Stirling’s second-in-command, Capt Blair ‘Paddy’ Mayne, a huge man who had played international rugby for Ireland before the war, suggested to his commander that ‘it would be useful if a jeep could be provided to transport the elements of the Special Air Service Regiment to the scene of the operations’. Stirling liked the idea and managed to procure 15 American-built Willys Bantam jeeps.
Another SAS officer, Capt Lord Jellicoe, recalled that throughout this trying time Auchinleck was ‘sanguine’ despite the close proximity of the enemy, although ‘Stirling, as force commander, did not share this optimism’.

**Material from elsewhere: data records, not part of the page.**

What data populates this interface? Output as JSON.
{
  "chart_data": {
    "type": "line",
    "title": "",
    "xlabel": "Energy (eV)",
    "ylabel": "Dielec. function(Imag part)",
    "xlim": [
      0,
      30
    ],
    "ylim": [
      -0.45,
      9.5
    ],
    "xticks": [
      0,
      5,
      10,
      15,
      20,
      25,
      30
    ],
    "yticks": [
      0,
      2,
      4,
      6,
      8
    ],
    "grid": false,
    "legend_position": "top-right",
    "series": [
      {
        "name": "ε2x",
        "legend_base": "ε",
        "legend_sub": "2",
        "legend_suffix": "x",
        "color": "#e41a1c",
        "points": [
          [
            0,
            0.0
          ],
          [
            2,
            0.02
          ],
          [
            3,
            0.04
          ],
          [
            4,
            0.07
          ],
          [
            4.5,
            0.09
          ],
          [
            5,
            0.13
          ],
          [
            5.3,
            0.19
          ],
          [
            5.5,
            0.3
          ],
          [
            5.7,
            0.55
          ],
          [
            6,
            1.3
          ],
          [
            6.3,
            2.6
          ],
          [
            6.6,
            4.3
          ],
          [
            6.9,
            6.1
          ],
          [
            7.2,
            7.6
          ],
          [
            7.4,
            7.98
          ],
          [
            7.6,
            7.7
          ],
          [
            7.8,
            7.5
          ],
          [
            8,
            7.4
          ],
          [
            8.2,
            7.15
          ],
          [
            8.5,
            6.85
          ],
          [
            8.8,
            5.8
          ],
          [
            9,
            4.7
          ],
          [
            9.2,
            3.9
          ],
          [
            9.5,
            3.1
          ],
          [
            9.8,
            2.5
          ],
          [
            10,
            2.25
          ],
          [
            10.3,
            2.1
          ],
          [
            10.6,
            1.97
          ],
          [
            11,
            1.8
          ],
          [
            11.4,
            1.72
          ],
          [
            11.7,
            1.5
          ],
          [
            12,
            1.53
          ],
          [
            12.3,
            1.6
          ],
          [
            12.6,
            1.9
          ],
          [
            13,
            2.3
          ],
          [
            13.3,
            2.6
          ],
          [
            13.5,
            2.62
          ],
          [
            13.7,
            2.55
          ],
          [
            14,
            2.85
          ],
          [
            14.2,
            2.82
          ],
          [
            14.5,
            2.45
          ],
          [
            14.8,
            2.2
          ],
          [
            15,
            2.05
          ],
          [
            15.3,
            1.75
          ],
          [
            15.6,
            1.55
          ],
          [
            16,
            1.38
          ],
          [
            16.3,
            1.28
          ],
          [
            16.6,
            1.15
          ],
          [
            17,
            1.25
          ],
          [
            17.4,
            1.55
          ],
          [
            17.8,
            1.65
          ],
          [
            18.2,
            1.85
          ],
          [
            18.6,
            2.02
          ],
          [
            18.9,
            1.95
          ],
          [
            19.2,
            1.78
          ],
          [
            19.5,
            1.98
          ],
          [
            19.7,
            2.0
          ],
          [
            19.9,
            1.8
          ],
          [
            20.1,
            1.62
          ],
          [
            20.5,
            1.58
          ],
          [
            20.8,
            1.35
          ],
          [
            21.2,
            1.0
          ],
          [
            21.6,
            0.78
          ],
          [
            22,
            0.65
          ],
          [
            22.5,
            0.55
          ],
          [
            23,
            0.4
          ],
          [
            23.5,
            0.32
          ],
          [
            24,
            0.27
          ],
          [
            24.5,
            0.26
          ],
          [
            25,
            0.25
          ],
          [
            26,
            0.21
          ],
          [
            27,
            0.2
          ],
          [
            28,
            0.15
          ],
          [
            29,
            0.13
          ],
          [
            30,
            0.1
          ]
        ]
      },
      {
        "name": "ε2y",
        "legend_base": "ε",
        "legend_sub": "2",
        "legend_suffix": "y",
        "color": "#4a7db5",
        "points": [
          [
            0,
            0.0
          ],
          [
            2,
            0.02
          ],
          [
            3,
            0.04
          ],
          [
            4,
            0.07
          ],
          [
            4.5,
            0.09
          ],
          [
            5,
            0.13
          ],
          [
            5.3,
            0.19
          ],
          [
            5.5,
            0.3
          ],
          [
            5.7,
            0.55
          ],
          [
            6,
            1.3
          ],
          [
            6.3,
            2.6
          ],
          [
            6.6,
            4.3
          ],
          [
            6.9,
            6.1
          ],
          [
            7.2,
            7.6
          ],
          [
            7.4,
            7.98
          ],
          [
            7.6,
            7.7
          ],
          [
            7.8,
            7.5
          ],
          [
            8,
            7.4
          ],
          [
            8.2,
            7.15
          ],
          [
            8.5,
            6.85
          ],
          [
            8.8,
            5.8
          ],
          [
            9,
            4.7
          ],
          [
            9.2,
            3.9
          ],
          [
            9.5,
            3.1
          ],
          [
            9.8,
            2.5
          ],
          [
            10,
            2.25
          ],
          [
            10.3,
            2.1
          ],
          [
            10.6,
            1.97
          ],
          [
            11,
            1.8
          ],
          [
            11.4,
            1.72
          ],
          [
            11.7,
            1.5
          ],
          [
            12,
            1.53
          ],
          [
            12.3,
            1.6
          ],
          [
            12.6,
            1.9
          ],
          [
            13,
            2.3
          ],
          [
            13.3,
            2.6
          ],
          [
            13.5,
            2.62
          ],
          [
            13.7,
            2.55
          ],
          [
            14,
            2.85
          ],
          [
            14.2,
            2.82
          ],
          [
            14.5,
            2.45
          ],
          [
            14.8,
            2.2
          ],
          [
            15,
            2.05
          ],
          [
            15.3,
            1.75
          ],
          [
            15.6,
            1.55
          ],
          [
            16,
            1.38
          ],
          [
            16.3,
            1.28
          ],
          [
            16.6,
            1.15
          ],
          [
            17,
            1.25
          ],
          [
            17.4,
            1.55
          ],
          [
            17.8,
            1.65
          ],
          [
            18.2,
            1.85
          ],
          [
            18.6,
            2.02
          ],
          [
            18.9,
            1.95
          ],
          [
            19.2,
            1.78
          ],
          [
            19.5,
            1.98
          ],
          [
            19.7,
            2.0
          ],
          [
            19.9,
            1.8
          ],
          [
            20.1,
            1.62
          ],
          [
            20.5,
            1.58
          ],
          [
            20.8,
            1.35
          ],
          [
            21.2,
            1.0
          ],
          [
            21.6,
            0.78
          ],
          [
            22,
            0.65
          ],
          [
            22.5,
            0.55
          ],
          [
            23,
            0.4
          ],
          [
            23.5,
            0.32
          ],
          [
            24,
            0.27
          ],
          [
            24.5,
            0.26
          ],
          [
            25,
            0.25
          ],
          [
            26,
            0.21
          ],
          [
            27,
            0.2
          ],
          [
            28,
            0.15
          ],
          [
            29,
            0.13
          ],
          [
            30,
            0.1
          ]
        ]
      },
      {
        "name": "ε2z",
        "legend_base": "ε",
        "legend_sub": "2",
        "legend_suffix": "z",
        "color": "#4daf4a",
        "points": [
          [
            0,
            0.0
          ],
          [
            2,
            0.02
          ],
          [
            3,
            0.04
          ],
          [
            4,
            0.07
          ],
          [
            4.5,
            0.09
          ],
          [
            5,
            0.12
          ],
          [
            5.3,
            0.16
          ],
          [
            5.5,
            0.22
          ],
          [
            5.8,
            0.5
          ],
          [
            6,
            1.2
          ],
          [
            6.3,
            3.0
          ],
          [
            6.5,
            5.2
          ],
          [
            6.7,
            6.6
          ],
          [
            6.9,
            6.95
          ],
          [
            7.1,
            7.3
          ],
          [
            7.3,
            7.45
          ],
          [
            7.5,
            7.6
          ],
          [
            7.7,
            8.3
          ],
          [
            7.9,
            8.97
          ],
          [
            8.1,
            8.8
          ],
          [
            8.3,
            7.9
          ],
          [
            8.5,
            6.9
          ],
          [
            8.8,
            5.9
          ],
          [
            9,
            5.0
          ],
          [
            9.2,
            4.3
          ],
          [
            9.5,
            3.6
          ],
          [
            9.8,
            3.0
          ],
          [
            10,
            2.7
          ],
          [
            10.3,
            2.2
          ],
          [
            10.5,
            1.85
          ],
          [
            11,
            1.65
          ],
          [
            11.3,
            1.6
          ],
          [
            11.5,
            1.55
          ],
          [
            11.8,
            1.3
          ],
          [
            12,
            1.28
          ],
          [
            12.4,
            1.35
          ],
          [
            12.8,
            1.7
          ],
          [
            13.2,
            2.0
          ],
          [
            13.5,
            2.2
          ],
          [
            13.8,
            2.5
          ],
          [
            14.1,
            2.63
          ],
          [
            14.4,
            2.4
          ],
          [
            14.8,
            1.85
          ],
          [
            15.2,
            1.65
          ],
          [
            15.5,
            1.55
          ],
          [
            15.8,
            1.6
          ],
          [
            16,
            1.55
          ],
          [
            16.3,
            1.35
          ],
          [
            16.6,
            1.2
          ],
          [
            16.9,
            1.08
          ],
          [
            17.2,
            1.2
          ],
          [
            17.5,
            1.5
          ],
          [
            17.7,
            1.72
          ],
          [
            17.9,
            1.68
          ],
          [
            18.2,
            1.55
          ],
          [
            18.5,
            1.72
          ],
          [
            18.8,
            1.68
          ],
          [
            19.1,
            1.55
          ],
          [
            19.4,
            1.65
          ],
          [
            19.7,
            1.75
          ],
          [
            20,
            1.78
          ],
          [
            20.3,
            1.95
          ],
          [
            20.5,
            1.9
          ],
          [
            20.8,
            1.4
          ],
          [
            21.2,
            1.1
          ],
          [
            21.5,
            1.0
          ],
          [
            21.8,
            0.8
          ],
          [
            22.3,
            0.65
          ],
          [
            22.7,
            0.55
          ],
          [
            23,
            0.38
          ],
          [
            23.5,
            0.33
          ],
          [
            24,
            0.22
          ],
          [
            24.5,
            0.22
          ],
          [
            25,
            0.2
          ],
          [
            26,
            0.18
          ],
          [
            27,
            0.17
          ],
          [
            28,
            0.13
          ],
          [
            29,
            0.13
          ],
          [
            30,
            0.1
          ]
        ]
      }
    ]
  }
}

There was good reason for this, according to Jellicoe, as the SAS had never before been motorised. ‘Four days only were available for preparations’, he wrote in his operational report of the period. ‘15 jeeps had to be prepared with special equipment and guns and twenty 3 ton lorries loaded. This meant that the drivers and maintenance crews had to work, for some times, as long as 72 hours almost without a break.’
Consequently, there was a ‘great strain imposed on personnel of SAS Regiment and LRDG’ in the first week of July as they hurried to get ready for their new phase of guerrilla warfare. Ranged against them was Rommel’s Afrika Korps, its soldiers tired but bristling with the same self-confidence as their charismatic commander.